For this world-renowned graphic artist easily fascinates his fans through mind puzzles and questions of relativity and infinity, creating more of an experience than an exhibit.

“Are you really sure that floor can’t also be a ceiling?” Escher once asked, leading his audience through a metamorphosis of higher understanding.

That guiding light comes in handy while viewing the exhibit. Getting lost in Escher’s works is almost inevitable, as the expanse of his detail is mind-boggling. Tracking staircases into oblivion, and following tessellations as they turn from fish to bird and back again, one could spend the better part of an hour with a single print.

The exhibit is on loan from the Herakleidon Museum and features 130 original prints and pieces from the extensive collection housed there. Through May 29, the Akron Art Museum offers patrons a glimpse of the thought processes of this enigmatic artist, as well as rarely seen originals.

Escher’s works are testament to the fact that printmaking requires a much different artistic methodology than painting or drawing: The image must be almost entirely conceived in the mind of the artist and then etched out of stone or wood block in painstaking, measured detail. With no “Undo” or “Erase” button so prevalent in today’s computer-aided design, Escher, who died in 1972 at age 74, was truly a pioneer in graphic arts. As a visual learner with no formal mathematical training, his ability to conceive precise patterns was largely, and impressively, intuitive.

The artist began his career drawing landscapes of the Italian countryside. “Actually,” says Rudolph, “nearly half his artistic outputs are landscape drawings, which are hardly ever seen or even noted.”

During Escher’s lifetime, his most recognizable works repeatedly slipped in and out of fashion. Stylistically, he stood alone, translating his love of the pastoral into the neat and ordered black and white sequence of his prints.

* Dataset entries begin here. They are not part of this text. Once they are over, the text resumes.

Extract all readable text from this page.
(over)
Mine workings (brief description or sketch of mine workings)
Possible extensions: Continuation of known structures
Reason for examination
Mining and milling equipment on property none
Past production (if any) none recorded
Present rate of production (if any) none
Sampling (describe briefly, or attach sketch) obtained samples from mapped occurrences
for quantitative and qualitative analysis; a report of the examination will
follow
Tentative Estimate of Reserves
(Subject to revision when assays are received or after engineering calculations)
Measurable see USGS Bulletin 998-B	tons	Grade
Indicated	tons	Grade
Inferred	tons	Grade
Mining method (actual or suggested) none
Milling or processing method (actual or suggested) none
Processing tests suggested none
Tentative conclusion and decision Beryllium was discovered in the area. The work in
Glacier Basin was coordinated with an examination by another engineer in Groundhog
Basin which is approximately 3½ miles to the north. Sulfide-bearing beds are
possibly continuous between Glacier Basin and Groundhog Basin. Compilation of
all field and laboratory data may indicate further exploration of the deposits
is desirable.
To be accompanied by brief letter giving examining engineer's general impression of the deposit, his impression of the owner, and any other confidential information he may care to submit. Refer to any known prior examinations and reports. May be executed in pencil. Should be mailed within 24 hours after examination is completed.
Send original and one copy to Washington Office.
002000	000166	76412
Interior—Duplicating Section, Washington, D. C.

Escher produced work in the modern-art era, but wasn’t interested in the abstract. Instead, as his world grew increasingly unpredictable, he turned inward for order and tried to create a method to its madness.

“He was interested in portraying the cycles of life through his patterns and tessellations as well as perhaps trying to impose order in a world of chaos,” Rudolph suggests, citing both the world wars Escher lived through and the atrocities he witnessed as influence.

Not only does the exhibit display some of Escher’s most famous pieces, including “Drawing Hands” and the remarkable spirals which take human form in “Bond of Union,” it showcases the ingenuity of the artist himself. Highlights include conceptual ideas mapped out on graph paper with notes penciled in the corners and multiple studies of the same print. The exhibit also spotlights never-before-seen 3-D models of Escher’s “impossible buildings,” including the famous “Belvedere,” and patrons are invited to look through a vantage point in which the illusion becomes whole.

While some art critics argue that Escher is an intellectual rather than a true artist, categorizing him seems futile. His work is art and beyond. It is a mathematical equation, a science of precision, an awesome visual puzzle meant to question relativity. It is the aesthetic value of the spatial illusions that makes his art a modern classic.